Фели резко обернулась и плюнула на пол. На самом деле плюнула.
– К твоему сведению, позорище, Харриет впала в глубокое нервное расстройство сразу после твоего рождения.
– Ха! – воскликнула я. – Я тебя подловила. Ты говорила, что меня удочерили.
Это правда. Когда Даффи или Фели хотели разозлить меня как можно сильнее, они вспоминали это заявление.
– Так и было, – объяснила она. – Отец и Харриет заключили соглашение о том, что усыновят тебя, еще до твоего рождения. Но, когда пришло время и твоя биологическая мать тебя родила, по ошибке тебя отдали кому-то другому – паре в Восточном Кенте, кажется. К несчастью, они тебя вернули. Говорят, первый раз за двухсотлетнюю историю приюта люди вернули ребенка, потому что тот не понравился. Харриет ты тоже не пришлась по душе, когда она принесла тебя домой, но бумаги были уже подписаны, и совет попечителей отказался принимать тебя назад во второй раз. Я никогда не забуду тот день, когда я услышала, как Харриет говорит отцу в гардеробной, что никогда бы не полюбила такое крысинолицее мяучело. Но что она могла поделать? То, что любая нормальная женщина в ее обстоятельствах. Она впала в состояние глубокой тревожности, из которого, вероятно, так и не вышла. Она была в его власти, когда упала – или прыгнула? – с горы в Тибете. Отец всегда винил в этом тебя, наверняка ты осознаешь это.
В комнате стало холодно, поскольку внезапно я окоченела с ног до головы. Я открыла рот, чтобы что-то сказать, но обнаружила, что язык высох и съежился, словно сморщенный кусок кожи. Горячие слезы выступили у меня на глазах, когда я вылетела из комнаты.
Я покажу этой проклятой свинье Фели штуку-другую. Я ее так спеленаю веревкой, что потребуется нанимать матроса, чтобы развязать узлы перед ее похоронами.
Есть дерево, растущее в Бразилии, под названием carica digitata, местные именуют его «шамбуру». Они верят, что это такой смертельный яд, что просто сон под его листьями вызовет, для начала, незаживающие язвы, после чего рано или поздно наступит великолепная мучительная смерть.
К счастью для Фели, carica digitata не растет в Англии. К счастью для меня, здесь водится болиголов пятнистый. Знаю я болотистый уголок в низине Ситона, меньше чем в десяти минутах от Букшоу, где он растет. Могу съездить туда и вернуться до ужина.
Недавно я обновила свои записки касательно кониина, действующего вещества болиголова. Я извлеку его дистилляцией с помощью подручной щелочи – возможно, небольшого количества двууглекислого натрия, который я держу в лаборатории на случай кулинарных излишеств миссис Мюллет. Затем замораживанием и рекристаллизацией я удалю переливающиеся частицы менее сильнодействующего конгидрина. Получится почти чистый кониин с чудесным слабым запахом, и понадобится меньше чем полкапли этого маслянистого вещества, чтобы расплатиться по старым счетам.

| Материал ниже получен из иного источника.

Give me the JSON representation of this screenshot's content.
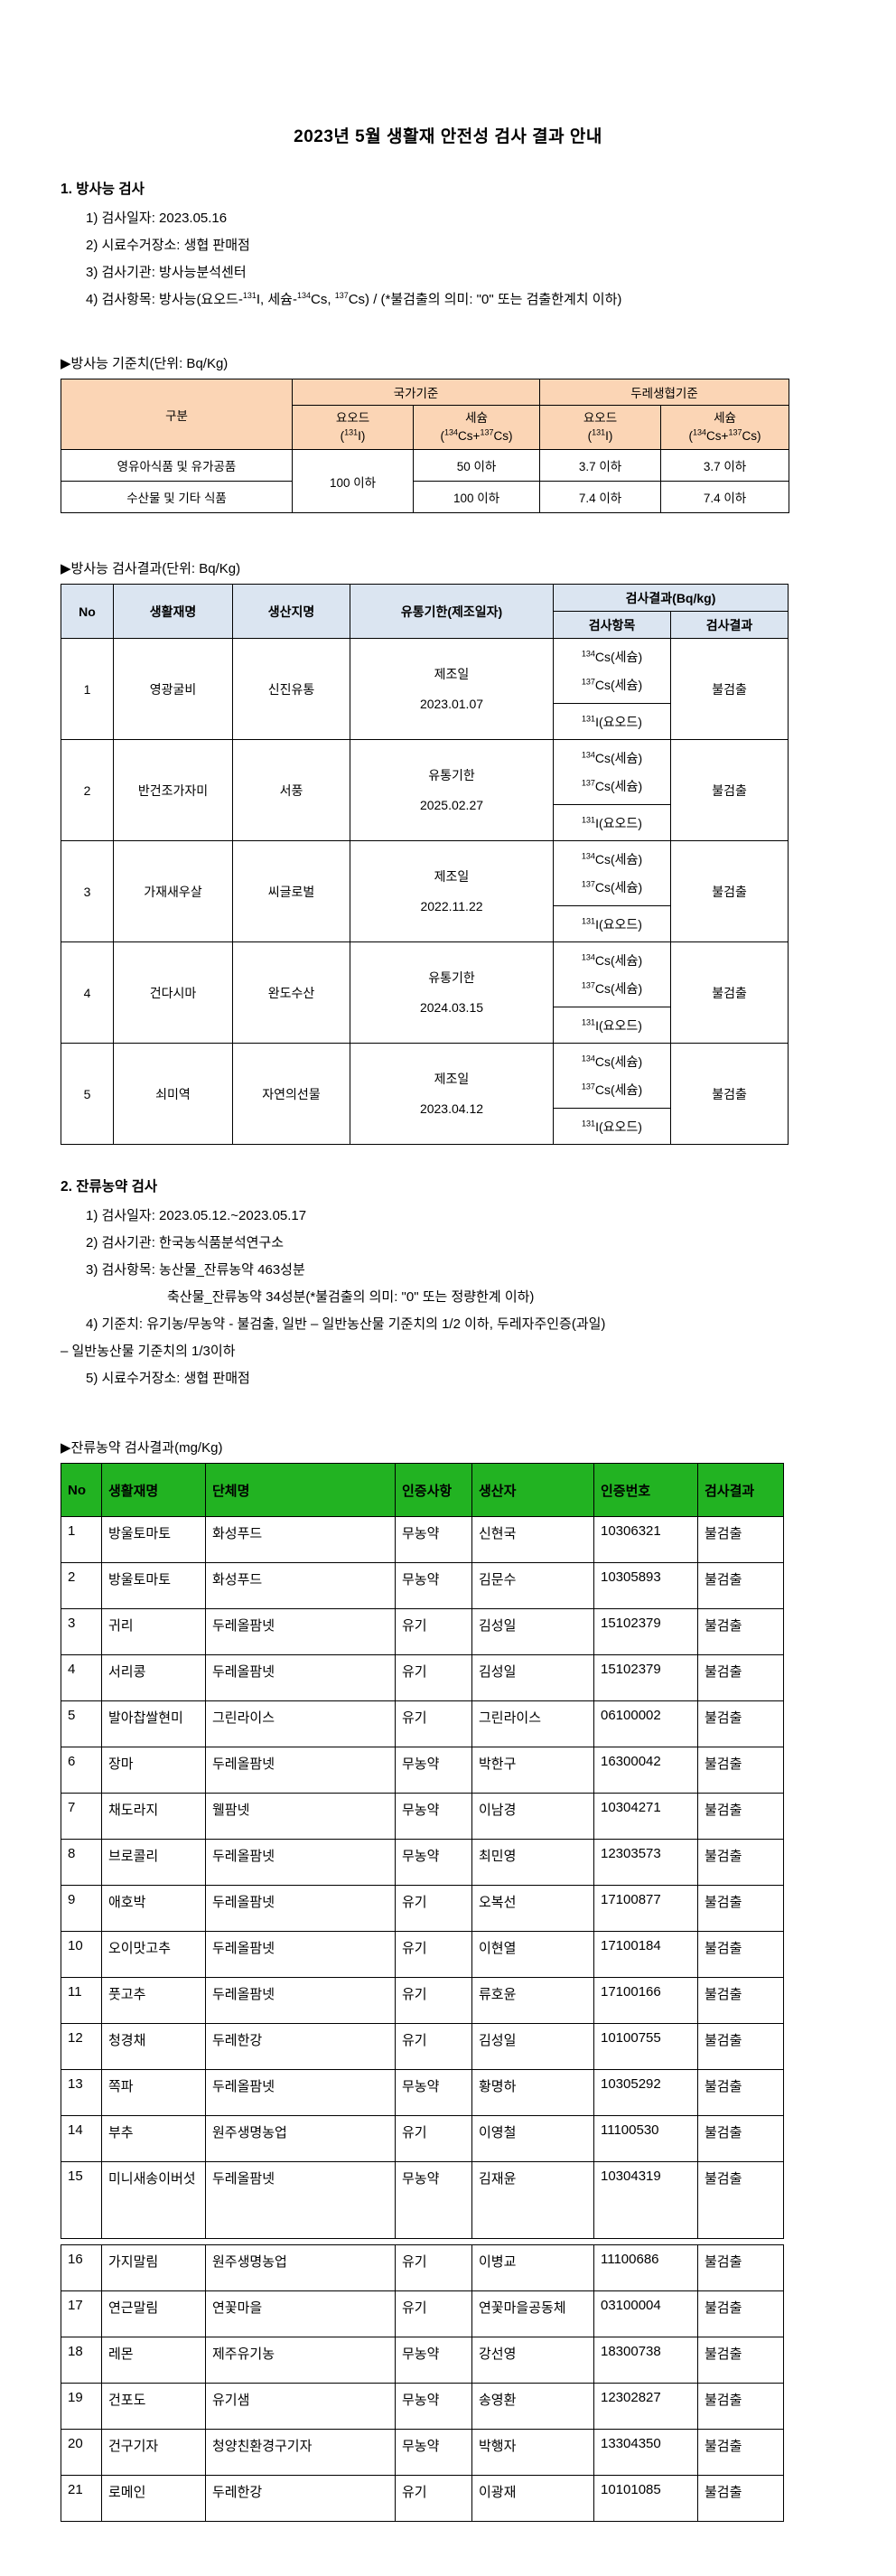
{
  "colors": {
    "standards_header_bg": "#FBD5B5",
    "rad_header_bg": "#DBE5F1",
    "pesticide_header_bg": "#22B322"
  },
  "page": {
    "title": "2023년 5월 생활재 안전성 검사 결과 안내"
  },
  "section1": {
    "heading": "1. 방사능 검사",
    "item1": "1) 검사일자: 2023.05.16",
    "item2": "2) 시료수거장소: 생협 판매점",
    "item3": "3) 검사기관: 방사능분석센터",
    "item4_segments": [
      {
        "t": "4) 검사항목: 방사능(요오드-"
      },
      {
        "t": "131",
        "sup": true
      },
      {
        "t": "I, 세슘-"
      },
      {
        "t": "134",
        "sup": true
      },
      {
        "t": "Cs, "
      },
      {
        "t": "137",
        "sup": true
      },
      {
        "t": "Cs) / (*불검출의 의미: \"0\" 또는 검출한계치 이하)"
      }
    ]
  },
  "std_table": {
    "caption": "▶방사능 기준치(단위: Bq/Kg)",
    "header": {
      "col_group": "구분",
      "group1": "국가기준",
      "group2": "두레생협기준",
      "iodine_line1": "요오드",
      "iodine_line2_segments": [
        {
          "t": "("
        },
        {
          "t": "131",
          "sup": true
        },
        {
          "t": "I)"
        }
      ],
      "cesium_line1": "세슘",
      "cesium_line2_segments": [
        {
          "t": "("
        },
        {
          "t": "134",
          "sup": true
        },
        {
          "t": "Cs+"
        },
        {
          "t": "137",
          "sup": true
        },
        {
          "t": "Cs)"
        }
      ]
    },
    "row1": {
      "label": "영유아식품 및 유가공품",
      "iodine_national": "100 이하",
      "cesium_national": "50 이하",
      "iodine_dure": "3.7 이하",
      "cesium_dure": "3.7 이하"
    },
    "row2": {
      "label": "수산물 및 기타 식품",
      "cesium_national": "100 이하",
      "iodine_dure": "7.4 이하",
      "cesium_dure": "7.4 이하"
    }
  },
  "rad_results_table": {
    "caption": "▶방사능 검사결과(단위: Bq/Kg)",
    "headers": {
      "no": "No",
      "name": "생활재명",
      "origin": "생산지명",
      "expiry": "유통기한(제조일자)",
      "result_group": "검사결과(Bq/kg)",
      "item": "검사항목",
      "result": "검사결과"
    },
    "isotopes": {
      "cs134_segments": [
        {
          "t": "134",
          "sup": true
        },
        {
          "t": "Cs(세슘)"
        }
      ],
      "cs137_segments": [
        {
          "t": "137",
          "sup": true
        },
        {
          "t": "Cs(세슘)"
        }
      ],
      "i131_segments": [
        {
          "t": "131",
          "sup": true
        },
        {
          "t": "I(요오드)"
        }
      ]
    },
    "rows": [
      {
        "no": "1",
        "name": "영광굴비",
        "origin": "신진유통",
        "date_type": "제조일",
        "date": "2023.01.07",
        "result": "불검출"
      },
      {
        "no": "2",
        "name": "반건조가자미",
        "origin": "서풍",
        "date_type": "유통기한",
        "date": "2025.02.27",
        "result": "불검출"
      },
      {
        "no": "3",
        "name": "가재새우살",
        "origin": "씨글로벌",
        "date_type": "제조일",
        "date": "2022.11.22",
        "result": "불검출"
      },
      {
        "no": "4",
        "name": "건다시마",
        "origin": "완도수산",
        "date_type": "유통기한",
        "date": "2024.03.15",
        "result": "불검출"
      },
      {
        "no": "5",
        "name": "쇠미역",
        "origin": "자연의선물",
        "date_type": "제조일",
        "date": "2023.04.12",
        "result": "불검출"
      }
    ]
  },
  "section2": {
    "heading": "2. 잔류농약 검사",
    "item1": "1) 검사일자: 2023.05.12.~2023.05.17",
    "item2": "2) 검사기관: 한국농식품분석연구소",
    "item3": "3) 검사항목: 농산물_잔류농약 463성분",
    "item3_cont": "축산물_잔류농약 34성분(*불검출의 의미: \"0\" 또는 정량한계 이하)",
    "item4": "4) 기준치: 유기농/무농약 - 불검출, 일반 – 일반농산물 기준치의 1/2 이하, 두레자주인증(과일)",
    "item4_cont": "– 일반농산물 기준치의 1/3이하",
    "item5": "5) 시료수거장소: 생협 판매점"
  },
  "pesticide_table": {
    "caption": "▶잔류농약 검사결과(mg/Kg)",
    "headers": [
      "No",
      "생활재명",
      "단체명",
      "인증사항",
      "생산자",
      "인증번호",
      "검사결과"
    ],
    "split_after_row": 15,
    "rows": [
      [
        "1",
        "방울토마토",
        "화성푸드",
        "무농약",
        "신현국",
        "10306321",
        "불검출"
      ],
      [
        "2",
        "방울토마토",
        "화성푸드",
        "무농약",
        "김문수",
        "10305893",
        "불검출"
      ],
      [
        "3",
        "귀리",
        "두레올팜넷",
        "유기",
        "김성일",
        "15102379",
        "불검출"
      ],
      [
        "4",
        "서리콩",
        "두레올팜넷",
        "유기",
        "김성일",
        "15102379",
        "불검출"
      ],
      [
        "5",
        "발아찹쌀현미",
        "그린라이스",
        "유기",
        "그린라이스",
        "06100002",
        "불검출"
      ],
      [
        "6",
        "장마",
        "두레올팜넷",
        "무농약",
        "박한구",
        "16300042",
        "불검출"
      ],
      [
        "7",
        "채도라지",
        "웰팜넷",
        "무농약",
        "이남경",
        "10304271",
        "불검출"
      ],
      [
        "8",
        "브로콜리",
        "두레올팜넷",
        "무농약",
        "최민영",
        "12303573",
        "불검출"
      ],
      [
        "9",
        "애호박",
        "두레올팜넷",
        "유기",
        "오복선",
        "17100877",
        "불검출"
      ],
      [
        "10",
        "오이맛고추",
        "두레올팜넷",
        "유기",
        "이현열",
        "17100184",
        "불검출"
      ],
      [
        "11",
        "풋고추",
        "두레올팜넷",
        "유기",
        "류호윤",
        "17100166",
        "불검출"
      ],
      [
        "12",
        "청경채",
        "두레한강",
        "유기",
        "김성일",
        "10100755",
        "불검출"
      ],
      [
        "13",
        "쪽파",
        "두레올팜넷",
        "무농약",
        "황명하",
        "10305292",
        "불검출"
      ],
      [
        "14",
        "부추",
        "원주생명농업",
        "유기",
        "이영철",
        "11100530",
        "불검출"
      ],
      [
        "15",
        "미니새송이버섯",
        "두레올팜넷",
        "무농약",
        "김재윤",
        "10304319",
        "불검출"
      ],
      [
        "16",
        "가지말림",
        "원주생명농업",
        "유기",
        "이병교",
        "11100686",
        "불검출"
      ],
      [
        "17",
        "연근말림",
        "연꽃마을",
        "유기",
        "연꽃마을공동체",
        "03100004",
        "불검출"
      ],
      [
        "18",
        "레몬",
        "제주유기농",
        "무농약",
        "강선영",
        "18300738",
        "불검출"
      ],
      [
        "19",
        "건포도",
        "유기샘",
        "무농약",
        "송영환",
        "12302827",
        "불검출"
      ],
      [
        "20",
        "건구기자",
        "청양친환경구기자",
        "무농약",
        "박행자",
        "13304350",
        "불검출"
      ],
      [
        "21",
        "로메인",
        "두레한강",
        "유기",
        "이광재",
        "10101085",
        "불검출"
      ]
    ]
  }
}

Возбуждение, рвота, пена изо рта, жуткие судороги – я загибала пальцы по пути:
– Благословенный цианид,
Быстродействующий мышьяк,
Как попало брошу в суп.
Зажгу похоронные свечи,
Закажу скобы для гроба,
Проучу за шутки над Флавией де Люс!
Мои слова эхом отражались от высокого расписного потолка фойе и галерей из темного полированного дерева наверху. Если не учитывать тот факт, что я не упомянула болиголов, этот маленький стишок, который я сочинила по совершенно другому случаю, идеально выражал мои сегодняшние чувства.

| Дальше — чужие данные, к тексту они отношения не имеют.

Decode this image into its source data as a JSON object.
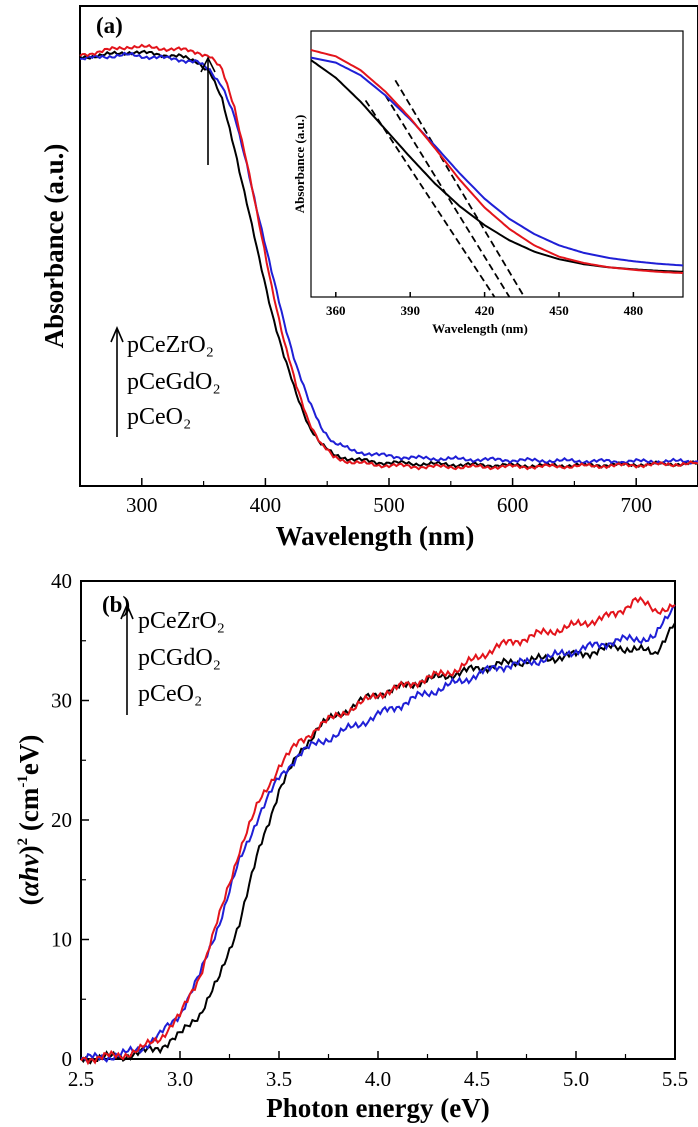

Я пробежала по черно-белой плитке, затем вверх по изгибающейся лестнице в восточное крыло дома. Крыло Тара, как мы его называли, получило свое имя в честь Тарквиния де Люса, одного из старых дядюшек Харриет, обитавшего в Букшоу до нас. Дядя Тар провел бóльшую часть жизни, запершись в великолепной викторианской химической лаборатории в юго-восточной части дома, исследуя «толику вселенной», как он написал в одном из писем к сэру Джеймсу Джинсу, автору «Динамической теории газов».

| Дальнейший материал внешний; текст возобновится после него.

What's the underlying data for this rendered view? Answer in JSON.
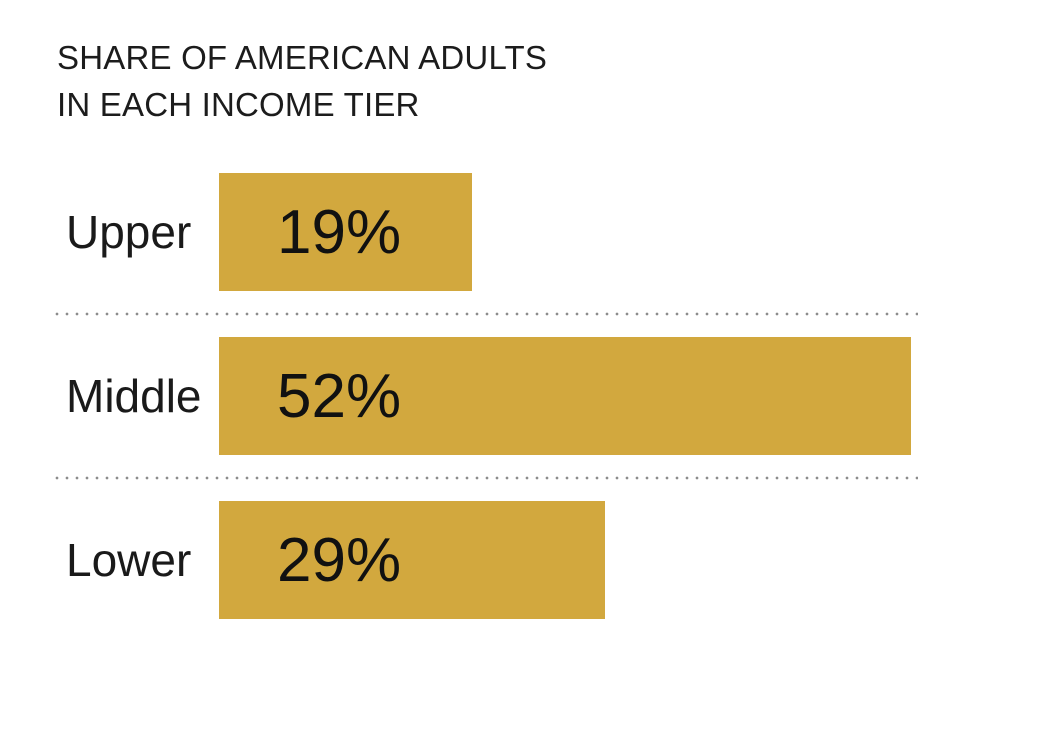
{
  "chart_data": {
    "type": "bar",
    "orientation": "horizontal",
    "title": "SHARE OF AMERICAN ADULTS IN EACH INCOME TIER",
    "title_lines": [
      "SHARE OF AMERICAN ADULTS",
      "IN EACH INCOME TIER"
    ],
    "categories": [
      "Upper",
      "Middle",
      "Lower"
    ],
    "values": [
      19,
      52,
      29
    ],
    "value_labels": [
      "19%",
      "52%",
      "29%"
    ],
    "xlim": [
      0,
      52
    ],
    "xlabel": "",
    "ylabel": "",
    "legend": "none",
    "grid": "dotted horizontal separators between bars",
    "value_label_position": "inside-left",
    "bar_color": "#d2a83e",
    "label_color": "#1a1a1a",
    "value_color": "#111111",
    "title_color": "#1c1c1c",
    "separator_dot_color": "#8c8c8c",
    "background_color": "#ffffff"
  }
}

Прямо под лабораторией, в длинной галерее, есть портрет дяди Тара. На нем он поднял взгляд от микроскопа, поджав губы и нахмурив брови, как будто некто с мольбертом, палеткой и коробкой с красками грубо ворвался к нему в тот момент, когда дядя готовился открыть элемент делюсиум.
«Отстаньте! – ясно говорило выражение его лица. – Отстаньте, оставьте меня в покое!»
И они оставили его, а впоследствии и дядя Тар оставил нас.
Лаборатория со всем своим содержимым уже несколько лет принадлежала мне. Никто не заходил сюда, что хорошо.
Когда я полезла в карман за ключом, что-то белое выпорхнуло на пол. Это оказался носовой платок, который я одолжила Ниалле на церковном кладбище, и он до сих пор был влажным.
В моем сознании возник образ Ниаллы, какой я ее увидела в первый раз, – лежащей ниц на пострадавшем от времени могильном камне, с волосами, расплескавшимися, словно рыжее море, и горячими слезами, шипевшими в пыли.
Все встало на место, словно механизм в замке. Конечно же!
Возмездию придется подождать.
Парой маникюрных ножниц, которые я украла с туалетного столика Фели, я вырезала четыре влажных круга из льняного платка, стараясь избегать зеленых пятен, которые я на нем оставила, и выбирая только те участки, которые были противоположны пятнам по диагонали, куда плакала Ниалла.
Их я пинцетом затолкала в пробирку, куда затем впрыснула трехпроцентный раствор сульфосалициловой кислоты, чтобы осадить белок. Это так называемый тест Эрлиха.
Работая, я с удовольствием размышляла о том, как глубоко великий Александр Флеминг изменил мир, внезапно чихнув в чашку Петри. Это та разновидность науки, что дорога моему сердцу. Кто, в конце концов, может честно сказать, что никогда не чихал на культуру бактерий? Это могло случиться с каждым. Это случалось со мной.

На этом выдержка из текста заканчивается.